FORMULATION AND EVALUATION OF NANOSTRUCTURED LIPID CARRIERS BASED ANTI-INFLAMMATORY GEL FOR TOPICAL DRUG DELIVERY SYSTEM

Abstract

Objective: Nanostructured lipid carrier (NLC)-based topical gel of lornoxicam (LXM) was formulated with the aim of controlled release action and to reduce systemic side effect for the treatment of an arthritic condition.
 Methods: NLCs developed using high-pressure homogenization method and optimized using a 32 factorial design with response surface methodology using design expert software. NLCs were characterized for particle size, zeta potential analysis, drug entrapment efficiency, and in vitro drug release studies to select the optimized formulation. The NLCs were suitably gelled and evaluated with respect to homogeneity, pH, viscosity, gel strength, spreadability, rheological characteristics, drug content, in vitro diffusion, and stability study. Safety of the NLC-based gel was assessed using primary skin irritation studies, and efficacy was confirmed using carrageenan-induced rat paw edema model.

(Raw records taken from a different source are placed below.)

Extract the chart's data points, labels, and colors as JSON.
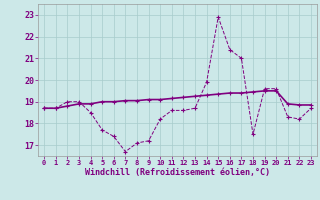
{
  "xlabel": "Windchill (Refroidissement éolien,°C)",
  "background_color": "#cce8e8",
  "line_color": "#800080",
  "grid_color": "#a8cccc",
  "xlim": [
    -0.5,
    23.5
  ],
  "ylim": [
    16.5,
    23.5
  ],
  "yticks": [
    17,
    18,
    19,
    20,
    21,
    22,
    23
  ],
  "xticks": [
    0,
    1,
    2,
    3,
    4,
    5,
    6,
    7,
    8,
    9,
    10,
    11,
    12,
    13,
    14,
    15,
    16,
    17,
    18,
    19,
    20,
    21,
    22,
    23
  ],
  "series1_x": [
    0,
    1,
    2,
    3,
    4,
    5,
    6,
    7,
    8,
    9,
    10,
    11,
    12,
    13,
    14,
    15,
    16,
    17,
    18,
    19,
    20,
    21,
    22,
    23
  ],
  "series1_y": [
    18.7,
    18.7,
    19.0,
    19.0,
    18.5,
    17.7,
    17.4,
    16.7,
    17.1,
    17.2,
    18.2,
    18.6,
    18.6,
    18.7,
    19.9,
    22.9,
    21.4,
    21.0,
    17.5,
    19.6,
    19.6,
    18.3,
    18.2,
    18.7
  ],
  "series2_x": [
    0,
    1,
    2,
    3,
    4,
    5,
    6,
    7,
    8,
    9,
    10,
    11,
    12,
    13,
    14,
    15,
    16,
    17,
    18,
    19,
    20,
    21,
    22,
    23
  ],
  "series2_y": [
    18.7,
    18.7,
    18.8,
    18.9,
    18.9,
    19.0,
    19.0,
    19.05,
    19.05,
    19.1,
    19.1,
    19.15,
    19.2,
    19.25,
    19.3,
    19.35,
    19.4,
    19.4,
    19.45,
    19.5,
    19.5,
    18.9,
    18.85,
    18.85
  ]
}
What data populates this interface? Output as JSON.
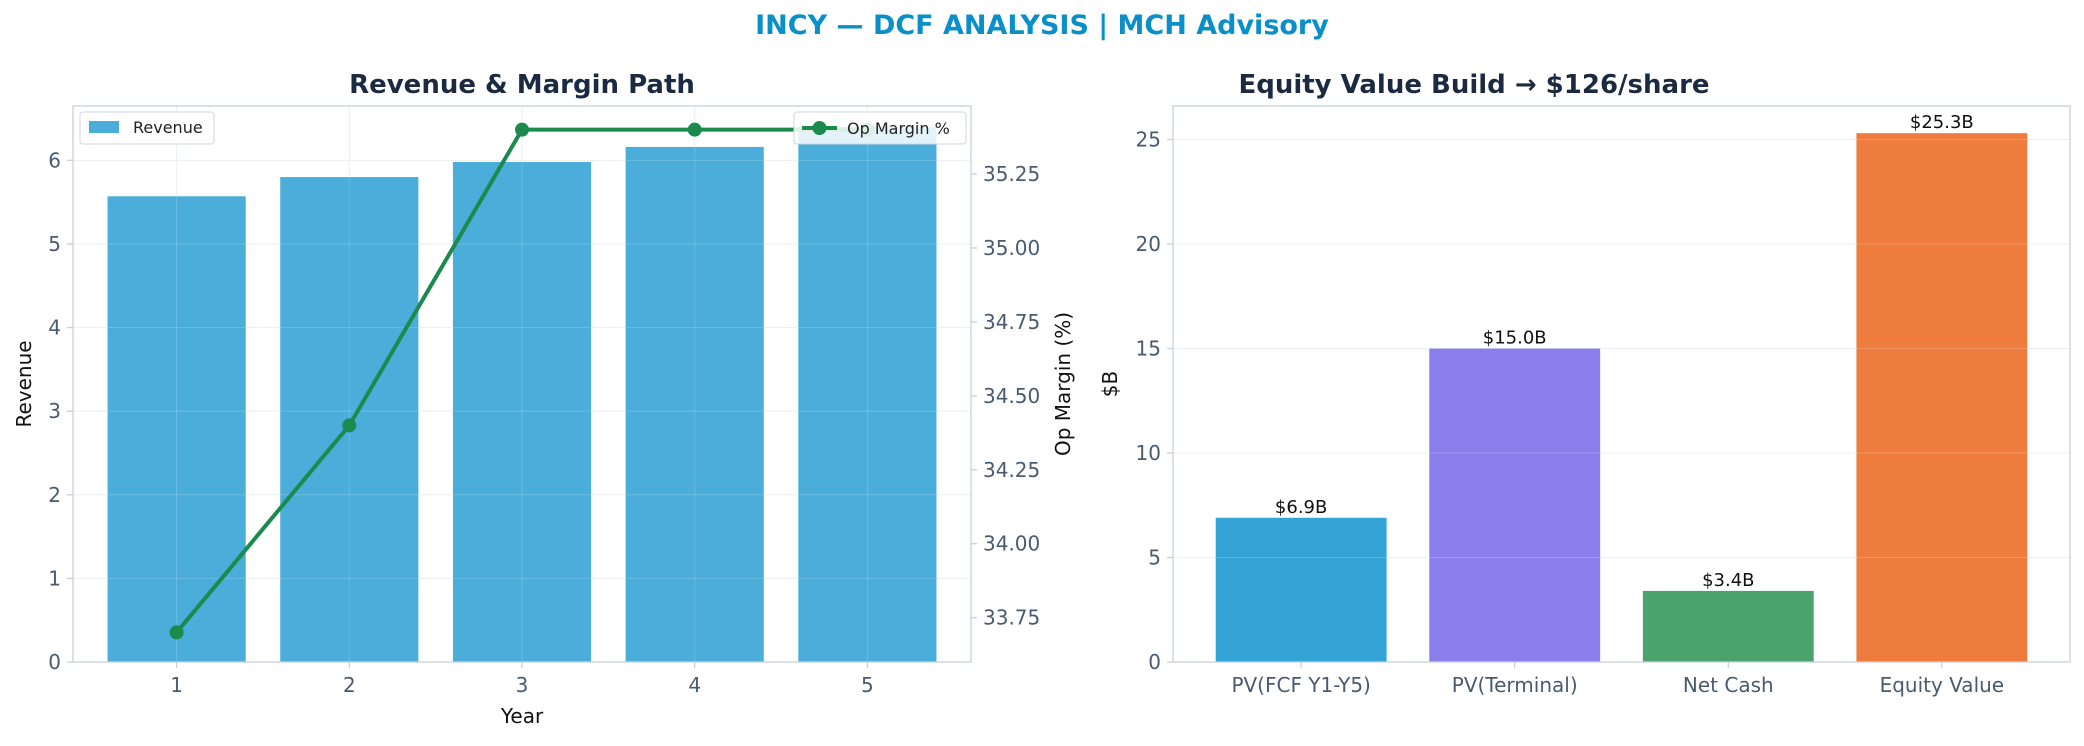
{
  "suptitle": "INCY — DCF ANALYSIS | MCH Advisory",
  "colors": {
    "suptitle": "#0a8fc9",
    "title": "#1b2a41",
    "tick": "#4a5a70",
    "axis_label": "#111111",
    "spine": "#c8d0da",
    "grid": "#e8ecf0",
    "revenue_bar": "#4badd9",
    "margin_line": "#1b8a4c"
  },
  "chart_data": [
    {
      "type": "bar",
      "title": "Revenue & Margin Path",
      "xlabel": "Year",
      "ylabel": "Revenue",
      "y2label": "Op Margin (%)",
      "categories": [
        "1",
        "2",
        "3",
        "4",
        "5"
      ],
      "ylim": [
        0,
        6.65
      ],
      "yticks": [
        0,
        1,
        2,
        3,
        4,
        5,
        6
      ],
      "y2lim": [
        33.6,
        35.48
      ],
      "y2ticks": [
        "33.75",
        "34.00",
        "34.25",
        "34.50",
        "34.75",
        "35.00",
        "35.25"
      ],
      "grid": true,
      "series": [
        {
          "name": "Revenue",
          "kind": "bar",
          "axis": "left",
          "values": [
            5.57,
            5.8,
            5.98,
            6.16,
            6.4
          ]
        },
        {
          "name": "Op Margin %",
          "kind": "line",
          "axis": "right",
          "values": [
            33.7,
            34.4,
            35.4,
            35.4,
            35.4
          ]
        }
      ],
      "legend": [
        {
          "label": "Revenue",
          "position": "top-left"
        },
        {
          "label": "Op Margin %",
          "position": "top-right"
        }
      ]
    },
    {
      "type": "bar",
      "title": "Equity Value Build → $126/share",
      "xlabel": "",
      "ylabel": "$B",
      "categories": [
        "PV(FCF Y1-Y5)",
        "PV(Terminal)",
        "Net Cash",
        "Equity Value"
      ],
      "values": [
        6.9,
        15.0,
        3.4,
        25.3
      ],
      "data_labels": [
        "$6.9B",
        "$15.0B",
        "$3.4B",
        "$25.3B"
      ],
      "bar_colors": [
        "#34a3d5",
        "#8b7eeb",
        "#4aa26c",
        "#ed7c3d"
      ],
      "ylim": [
        0,
        26.6
      ],
      "yticks": [
        0,
        5,
        10,
        15,
        20,
        25
      ],
      "grid": true
    }
  ]
}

 Results: NLCs formulation comprising 2% of lipid (60:40) and surfactant (1.50%) was confirmed as an optimized batch having a particle size (138.2±3.60 nm) with polydispersibility index value 0.344±0.034. The zeta potential value indicates good physical stability. Based on the results from the in vitro release study it was shown that the formed gels had the ability to extend release of LXM for 24 h and showing percentage drug release of 90.92%±1.96% at the end of 24 h. Skin irritation studies revealed that the optimized gel formulation shows no erythema, edema, or ulceration.
 Conclusion: The overall results of the present study clearly indicated promising potentials of NLC-based gel for delivering LXM topically over the conventional gel.